6. Чтобы объяснить эту особую модальность присутствия, названную им Mysteriengegenwart, Казель в своей работе обращается к традиции восточной патристики, от Кирилла Иерусалимского до Иоанна Златоуста, интерпретировавших это присутствие в пневматическом смысле. Присутствующим в таинствах является «Пневма Христа или, точнее, пневматический Господь», который через них постоянно действует в Церкви (ibid., S. 162). Подобная духовная терминология, собственные место и смысл которой находятся в тринитарной теологии, тем не менее ничего не говорит относительно модуса таинственного присутствия, то есть о том, что мы могли бы назвать «онтологией таинства». Латинские Отцы и схоластика придали терминологическое выражение этой проблеме с помощью особой вокабулы, обозначающей модус присутствия и дельности Христа в таинствах. Речь идет о термине effectus. Поэтому к семантической истории этого термина в христианской литургии мы теперь и должны обратиться.
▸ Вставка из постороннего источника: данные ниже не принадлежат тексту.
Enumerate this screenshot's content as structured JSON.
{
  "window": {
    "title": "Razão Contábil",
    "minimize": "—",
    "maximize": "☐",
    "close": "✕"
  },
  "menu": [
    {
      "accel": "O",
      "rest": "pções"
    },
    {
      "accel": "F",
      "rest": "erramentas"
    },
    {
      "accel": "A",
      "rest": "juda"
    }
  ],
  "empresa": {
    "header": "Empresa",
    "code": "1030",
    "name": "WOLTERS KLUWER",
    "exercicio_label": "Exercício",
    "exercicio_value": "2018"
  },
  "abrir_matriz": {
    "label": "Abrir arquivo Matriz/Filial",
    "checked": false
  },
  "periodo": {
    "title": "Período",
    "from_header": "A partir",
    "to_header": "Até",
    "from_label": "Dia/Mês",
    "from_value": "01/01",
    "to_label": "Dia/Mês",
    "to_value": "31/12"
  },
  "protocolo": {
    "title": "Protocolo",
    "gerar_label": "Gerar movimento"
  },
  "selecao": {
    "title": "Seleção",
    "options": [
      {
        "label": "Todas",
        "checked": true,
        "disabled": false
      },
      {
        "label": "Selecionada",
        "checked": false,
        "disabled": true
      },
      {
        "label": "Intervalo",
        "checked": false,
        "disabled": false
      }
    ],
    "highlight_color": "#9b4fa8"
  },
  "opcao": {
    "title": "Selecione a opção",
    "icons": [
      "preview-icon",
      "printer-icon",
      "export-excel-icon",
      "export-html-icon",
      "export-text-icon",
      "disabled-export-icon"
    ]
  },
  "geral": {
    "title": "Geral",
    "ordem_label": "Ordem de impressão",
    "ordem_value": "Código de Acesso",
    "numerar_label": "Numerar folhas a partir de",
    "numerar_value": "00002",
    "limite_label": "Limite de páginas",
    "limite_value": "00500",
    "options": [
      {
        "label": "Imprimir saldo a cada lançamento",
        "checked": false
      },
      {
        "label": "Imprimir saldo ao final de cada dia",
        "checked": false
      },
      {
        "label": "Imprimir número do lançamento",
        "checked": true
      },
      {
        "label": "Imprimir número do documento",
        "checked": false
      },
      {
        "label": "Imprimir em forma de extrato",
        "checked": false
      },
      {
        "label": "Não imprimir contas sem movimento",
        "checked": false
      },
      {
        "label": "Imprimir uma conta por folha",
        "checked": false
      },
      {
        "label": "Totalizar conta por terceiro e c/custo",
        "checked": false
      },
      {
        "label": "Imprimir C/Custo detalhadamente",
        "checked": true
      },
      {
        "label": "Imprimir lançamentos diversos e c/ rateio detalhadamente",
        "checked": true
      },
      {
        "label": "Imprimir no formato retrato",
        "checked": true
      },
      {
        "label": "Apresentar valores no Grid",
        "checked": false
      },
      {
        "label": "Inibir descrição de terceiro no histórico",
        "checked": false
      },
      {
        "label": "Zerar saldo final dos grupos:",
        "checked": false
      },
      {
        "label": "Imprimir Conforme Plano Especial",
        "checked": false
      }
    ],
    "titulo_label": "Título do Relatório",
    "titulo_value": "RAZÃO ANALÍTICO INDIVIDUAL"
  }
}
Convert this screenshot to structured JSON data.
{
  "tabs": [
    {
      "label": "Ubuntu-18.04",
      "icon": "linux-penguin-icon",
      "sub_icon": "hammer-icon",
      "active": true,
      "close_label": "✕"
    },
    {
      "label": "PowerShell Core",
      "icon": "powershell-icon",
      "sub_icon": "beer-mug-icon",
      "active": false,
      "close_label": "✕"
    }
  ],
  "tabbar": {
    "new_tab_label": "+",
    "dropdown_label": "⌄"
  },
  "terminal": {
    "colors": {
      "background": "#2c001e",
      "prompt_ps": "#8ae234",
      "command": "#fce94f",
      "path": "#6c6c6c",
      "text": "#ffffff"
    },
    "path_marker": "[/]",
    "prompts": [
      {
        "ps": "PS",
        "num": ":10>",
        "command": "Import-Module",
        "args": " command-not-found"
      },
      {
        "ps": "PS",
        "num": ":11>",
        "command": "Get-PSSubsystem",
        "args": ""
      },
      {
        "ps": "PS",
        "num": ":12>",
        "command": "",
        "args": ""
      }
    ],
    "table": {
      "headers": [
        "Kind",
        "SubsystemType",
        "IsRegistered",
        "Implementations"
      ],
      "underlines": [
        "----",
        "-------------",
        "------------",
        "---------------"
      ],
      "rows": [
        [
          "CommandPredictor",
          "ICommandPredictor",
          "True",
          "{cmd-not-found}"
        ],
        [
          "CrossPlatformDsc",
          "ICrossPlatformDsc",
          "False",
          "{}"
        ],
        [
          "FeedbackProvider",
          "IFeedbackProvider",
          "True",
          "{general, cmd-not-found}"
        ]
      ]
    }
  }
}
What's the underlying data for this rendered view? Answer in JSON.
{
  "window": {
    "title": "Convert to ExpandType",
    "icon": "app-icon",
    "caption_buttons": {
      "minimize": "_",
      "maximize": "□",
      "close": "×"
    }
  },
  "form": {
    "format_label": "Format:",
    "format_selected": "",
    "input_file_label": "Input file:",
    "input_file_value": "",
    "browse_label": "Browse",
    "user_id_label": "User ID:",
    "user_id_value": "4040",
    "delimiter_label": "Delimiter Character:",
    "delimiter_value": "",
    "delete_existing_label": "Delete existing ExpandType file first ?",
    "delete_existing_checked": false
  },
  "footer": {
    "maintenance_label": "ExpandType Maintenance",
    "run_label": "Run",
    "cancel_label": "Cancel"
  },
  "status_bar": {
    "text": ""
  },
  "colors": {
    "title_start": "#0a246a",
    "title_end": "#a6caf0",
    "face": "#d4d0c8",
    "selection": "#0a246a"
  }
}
Этот термин появляется в конце трактата о Mysteriengegenwart в ключевом месте, в ходе интерпретации евхаристического учения Фомы. Говоря об immolatio, совершающейся в евхаристии, Фома различает два модуса или смысла, в которых высказывается этот термин. В первом смысле речь идет об образе, репрезентирующем страсти Христовы (imago quaedam … repraesentativa passionis Christi, quae est vera eius immolatio[67]); во втором, напротив, термин обозначает effectus страстей Христа, «то есть факт, что через это таинство мы сделались [efficimur] причастными плодам страданий Господних» (S. th., III, qu. 83, art. 1; ср.: Casel 4, S. 181). Казель цитирует другие места из Суммы, где термин effectus обозначает действительную реальность таинства, рассматриваемую или в аспекте репрезентации (id ex quo habet effectum, scilicet et ipse Christus contentus et passio eius repraesentata[68]), или в аспекте применения и цели таинства (id per quod habet effectum, scilicet usus sacramenti[69]) (ibid., S. 184). Согласно Казелю, термин effectus обозначает это действительное единство образа и присутствия в литургическом таинстве, в котором присутствие реально в своей дельности, то есть как Heilstat, спасительное действие: «Присутствие в таинстве означает реальное присутствие, но это реальность особого типа. Это реальность, но она соответствует единственно цели таинства, состоящей в том, чтобы позволить верующему ради его спасения стать причастным жизни Христа как спасителя» (ibid., S. 191).

В одной короткой, но насыщенной статье о Римских молитвах, опубликованной в Jahrbuch три года спустя, Казель снова обращается к понятию effectus, чтобы еще раз повторить, что оно означает не действенность[70] (Wirkung), но действительность (Wirklichkeit). В этой перспективе он анализирует ряд текстов, среди которых особо выделяет отрывок из одной проповеди Льва Великого[71], служащий ему главным свидетельством в аргументации: «Было необходимо, чтобы то, что было обещано в символическом таинстве [figurato promissa mysterio], было исполнено в проявленной действительности [manifesto implerentur effectu], чтобы истинный агнец устранил агнца означающего [ovem significativam ovis vera removeret] и чтобы многообразные жертвы совершились в едином жертвоприношении… Чтобы тем самым [то, что было] тенями уступило место плоти и образы исчезли в присутствии истины, ветхое соблюдение было упразднено [tollitur] новым таинством, жертва перешла в жертву … и празднование согласно закону исполнилось в самый миг своего преображения [dum mutatur, impleretur]» (Casel 6, S. 38).